Previously with EaR we always enable authentication (e.g. we encrypt Redwood pages). The authentication is a form of checksum, so dedicated page checksum was not needed. This PR adds back xxhash page checksum when authentication is disabled. Also change the knob to default disable authentication.
We have a recent redesign that no longer required to pass tenant name to get encryption key, and also not allowing optional tenant mode for tenant-aware encryption. This PR clean up Redwood code to remove tenant map usage, and update various checks accordingly.
Changes:
* Cleanup TenantPrefixIndex in TenantAwareEncryptionKeyProvider and related logic in storage server and Redwood for passing the map around.
* Cleanup and update DecodeBoundaryVerifier the reflect the new design.
* A minor fix to writePages() that avoid a page that's default domain encrypted having a lower bound key belonging to a non-default domain.
* Fix TenantAwareEncryptionKeyProvider::getEncryptionDomain() returning wrong prefix long for system domain.
* A minor change to add a context string to IoTimeoutError.

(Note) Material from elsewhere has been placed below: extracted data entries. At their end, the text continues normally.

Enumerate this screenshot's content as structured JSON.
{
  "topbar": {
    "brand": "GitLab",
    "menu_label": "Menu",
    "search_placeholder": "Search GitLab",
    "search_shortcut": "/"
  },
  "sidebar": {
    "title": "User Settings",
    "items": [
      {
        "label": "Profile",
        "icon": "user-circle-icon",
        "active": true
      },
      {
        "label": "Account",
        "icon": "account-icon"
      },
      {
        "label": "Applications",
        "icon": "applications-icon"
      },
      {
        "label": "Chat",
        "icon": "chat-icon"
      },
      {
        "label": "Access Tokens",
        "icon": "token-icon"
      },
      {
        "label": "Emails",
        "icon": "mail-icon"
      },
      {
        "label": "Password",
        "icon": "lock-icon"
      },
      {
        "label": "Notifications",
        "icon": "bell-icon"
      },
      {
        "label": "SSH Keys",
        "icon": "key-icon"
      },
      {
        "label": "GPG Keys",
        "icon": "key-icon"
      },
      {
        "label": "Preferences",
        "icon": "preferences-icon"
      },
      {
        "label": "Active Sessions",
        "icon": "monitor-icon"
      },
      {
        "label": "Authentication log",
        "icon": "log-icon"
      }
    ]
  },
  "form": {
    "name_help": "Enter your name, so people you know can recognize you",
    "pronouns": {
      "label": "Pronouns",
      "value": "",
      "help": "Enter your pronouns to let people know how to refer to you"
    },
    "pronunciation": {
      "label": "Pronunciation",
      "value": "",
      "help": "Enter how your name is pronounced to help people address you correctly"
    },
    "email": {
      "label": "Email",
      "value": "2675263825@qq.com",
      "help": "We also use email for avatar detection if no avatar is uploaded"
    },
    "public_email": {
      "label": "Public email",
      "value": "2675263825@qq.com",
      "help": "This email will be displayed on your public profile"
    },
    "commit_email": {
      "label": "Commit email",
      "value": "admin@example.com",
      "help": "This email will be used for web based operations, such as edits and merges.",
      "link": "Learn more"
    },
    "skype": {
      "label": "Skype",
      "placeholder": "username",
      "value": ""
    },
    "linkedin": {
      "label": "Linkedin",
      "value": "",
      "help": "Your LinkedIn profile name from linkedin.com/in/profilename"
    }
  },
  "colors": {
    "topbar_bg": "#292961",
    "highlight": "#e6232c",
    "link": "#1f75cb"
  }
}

Redwood encrypt with page granularity. To do per-tenant encryption (i.e. each tenant are encrypted with different set of cipher keys), we need to split Redwood pages by tenant boundary. Moreover, it also needs to handle different tenant modes:
* tenantMode = disabled: do not split page by tenant, all data encrypt using default encryption domain.
* tenantMode = required: look at the prefix of the keys and split by tenant accordingly, and encrypt in tenant specific encryption domain accordingly.
* tenantMode = optional: some key ranges may not map to a tenant. In additional to looking at the key prefix, the key provider also query the tenant prefix index. For prefixes not found in the tenant prefix index, corresponding key should be encrypted using the default encryption domain.
The change also enforce data for each tenant forms a subtree, and key of the link to the subtree is exactly the tenant prefix.
This PR is building on top of #8172 and use the IPageEncryptionKeyProvider interface added there. Changes:
* In `writePages` and `splitPages`, query the key provider to split page accordingly.
* In `commitSubtree`, when doing in-place update (to both of leaf or internal page), check if the entry being insert belong to the same encryption domain as existing data of the page. If not, fallback to full page rebuild, where `writePages` will handle the page split.
* When updating the root, check if it is encrypted using non-default (i.e. tenant specific) domain. If so, add a redundant root node which will be encrypted with default encryption domain.
Tested with 100K run of `Lredwood/correctness/btree` unit test, where it uses `RandomEncryptionKeyProvider`, which is updated to support and generate random encryption domain with 4 byte domain prefixes.